Pricing developments over the last 18 months, and port stock positions not cleared by customers at the end of each quarter, need to be taken into account in any review, Daniel Guinabert, managing director and Fernando Espada, president of Eurometal, said in a Jan. 29 letter to the Commissioner.
Analysis of these elements might help to assess whether measures taken to control imports are really achieving their target, according to the Eurometal officers.
The current safeguards system, which has governed imports into the EU since 2018, following an import surge, is due to expire on June 30, 2021 after three years in operation. Luxemburg-based Eurometal said it recognized that the EC introduced safeguards in response to the US imposition of Section 232 steel import tariffs in March 2018, which prompted trade flow deviation to other markets.
Eurometal argued nonetheless that an open market is in the interests of steel consumers, who have faced skyrocketing steel prices in Europe in the last few months as the market has recovered from the COVID-19 related slump in March-April 2020.
Supply fluctuations in a market where some mills have continued to limit capacity working levels following the slump, coupled with state stimulus that has boosted demand in some sectors, have led some EU steel prices, including hot-rolled coil, to hit 12-year highs in recent weeks.
While the recovery is good news, the price increases that have resulted in a protected market have generated market tensions and supply and demand imbalances, "both in terms of tension in the supply chain and in terms of pricing," Guinabert and Espada wrote.
"We need the Commission to assist and care about the steel users and steel consuming industries. There will be no market for the steel production if there is not a market of consumers," the Eurometal officers wrote. "There are thousands of small and medium size companies that look for free competition to defend their products and know-how. We are talking about employment in manufacturing across Europe, which depends very much on all these medium- and small-size companies. Let's produce locally, let's generate value in Europe."
Steel distributors, service centers and traders supply some 80 million mt/year of products, accounting for more than 60% of steel and tubes supply to over 1 million end-users in EU manufacturing and construction-related sectors, according to Eurometal.
Euranimi seeks fine-tuning
Euranimi, a European association of non-integrated importers of steel, stainless steel, and metals, including distributors, processors, and traders, was set up last month.

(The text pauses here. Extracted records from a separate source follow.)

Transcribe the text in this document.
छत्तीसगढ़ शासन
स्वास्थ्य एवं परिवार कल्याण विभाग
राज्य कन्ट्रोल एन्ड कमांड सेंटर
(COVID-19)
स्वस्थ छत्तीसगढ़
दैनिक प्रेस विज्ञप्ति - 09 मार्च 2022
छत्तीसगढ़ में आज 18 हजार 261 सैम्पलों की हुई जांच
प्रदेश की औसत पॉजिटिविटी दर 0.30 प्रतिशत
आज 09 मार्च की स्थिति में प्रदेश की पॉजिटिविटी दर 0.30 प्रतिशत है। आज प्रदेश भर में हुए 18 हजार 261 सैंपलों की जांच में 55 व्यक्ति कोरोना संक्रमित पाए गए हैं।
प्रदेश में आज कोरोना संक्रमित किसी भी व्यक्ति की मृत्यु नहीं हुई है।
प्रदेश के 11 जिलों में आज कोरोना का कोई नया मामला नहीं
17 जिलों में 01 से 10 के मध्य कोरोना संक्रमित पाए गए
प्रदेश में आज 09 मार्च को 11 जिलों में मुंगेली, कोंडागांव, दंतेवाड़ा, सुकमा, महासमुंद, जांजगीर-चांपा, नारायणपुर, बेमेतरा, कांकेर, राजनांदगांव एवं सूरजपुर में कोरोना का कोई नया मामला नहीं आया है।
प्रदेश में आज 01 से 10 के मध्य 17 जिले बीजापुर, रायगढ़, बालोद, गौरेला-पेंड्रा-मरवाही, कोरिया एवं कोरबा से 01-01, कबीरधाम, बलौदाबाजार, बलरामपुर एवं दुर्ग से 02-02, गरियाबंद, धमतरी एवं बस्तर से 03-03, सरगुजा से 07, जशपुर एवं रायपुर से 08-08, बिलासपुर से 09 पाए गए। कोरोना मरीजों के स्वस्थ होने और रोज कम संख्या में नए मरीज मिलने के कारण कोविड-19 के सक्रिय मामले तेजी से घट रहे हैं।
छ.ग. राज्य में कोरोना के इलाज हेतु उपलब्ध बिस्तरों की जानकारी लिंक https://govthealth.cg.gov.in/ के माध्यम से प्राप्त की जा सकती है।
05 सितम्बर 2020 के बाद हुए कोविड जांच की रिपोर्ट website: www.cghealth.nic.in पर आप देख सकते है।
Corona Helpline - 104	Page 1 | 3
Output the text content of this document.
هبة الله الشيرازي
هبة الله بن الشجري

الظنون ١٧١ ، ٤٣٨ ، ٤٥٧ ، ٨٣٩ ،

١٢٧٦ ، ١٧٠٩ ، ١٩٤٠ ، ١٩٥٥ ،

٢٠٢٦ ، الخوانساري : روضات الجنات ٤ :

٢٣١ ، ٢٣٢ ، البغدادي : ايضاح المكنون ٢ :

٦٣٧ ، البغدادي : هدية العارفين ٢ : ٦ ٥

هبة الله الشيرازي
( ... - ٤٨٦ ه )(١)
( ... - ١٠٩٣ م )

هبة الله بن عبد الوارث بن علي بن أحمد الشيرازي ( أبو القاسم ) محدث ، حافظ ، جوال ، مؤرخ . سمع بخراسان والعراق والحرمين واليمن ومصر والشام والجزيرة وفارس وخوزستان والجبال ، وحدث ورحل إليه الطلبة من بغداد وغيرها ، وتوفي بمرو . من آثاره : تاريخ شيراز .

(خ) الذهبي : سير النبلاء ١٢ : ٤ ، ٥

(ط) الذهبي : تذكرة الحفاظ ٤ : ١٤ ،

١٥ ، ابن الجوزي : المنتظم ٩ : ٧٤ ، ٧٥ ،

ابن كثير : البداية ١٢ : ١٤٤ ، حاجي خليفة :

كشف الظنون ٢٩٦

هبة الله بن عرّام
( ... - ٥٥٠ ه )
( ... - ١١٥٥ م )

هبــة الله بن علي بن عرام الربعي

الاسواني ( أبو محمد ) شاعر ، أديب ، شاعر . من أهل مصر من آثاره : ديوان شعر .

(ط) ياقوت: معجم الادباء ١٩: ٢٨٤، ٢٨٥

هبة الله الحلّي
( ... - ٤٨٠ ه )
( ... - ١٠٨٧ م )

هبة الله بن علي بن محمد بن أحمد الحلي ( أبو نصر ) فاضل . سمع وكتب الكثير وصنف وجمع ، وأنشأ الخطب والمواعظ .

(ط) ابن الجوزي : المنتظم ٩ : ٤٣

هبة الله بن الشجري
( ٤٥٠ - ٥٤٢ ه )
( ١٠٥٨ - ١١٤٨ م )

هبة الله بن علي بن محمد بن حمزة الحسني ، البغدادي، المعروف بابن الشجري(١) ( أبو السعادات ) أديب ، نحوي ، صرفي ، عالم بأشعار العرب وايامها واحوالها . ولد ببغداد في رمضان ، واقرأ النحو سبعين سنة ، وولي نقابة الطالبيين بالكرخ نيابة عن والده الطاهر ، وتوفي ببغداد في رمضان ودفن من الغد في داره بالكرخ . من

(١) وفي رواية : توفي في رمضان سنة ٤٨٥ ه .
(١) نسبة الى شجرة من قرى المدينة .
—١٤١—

While import regulations may be "a necessary evil to ensure a level playing field between producers... the EC safeguard measures, as implemented today.... are causing uncertainty and prejudice to many European manufacturers," the association said in a Feb. 1 statement sent to S&P Global Platts.
Manufacturers' import requirements may not necessarily coincide with the quota-calendar, Euranimi executive board member Christophe Lagrange noted. In addition, some semi-finished products that fall under the safeguard measures are not produced in Europe or may be produced by mills only when their order books for higher-value products is low, he said.
"Should the current safeguard measures against the import of some steel products be extended, then Euranimi will plead for a much more refined categorization of the existing 26 steel categories," Lagrange said.
Within some product categories, quotas can be filled very rapidly by goods considered "speculative bulk-commodities," closing the door to the import by European manufacturers of specialty products they may need to import for specific projects or orders, according to Euranimi.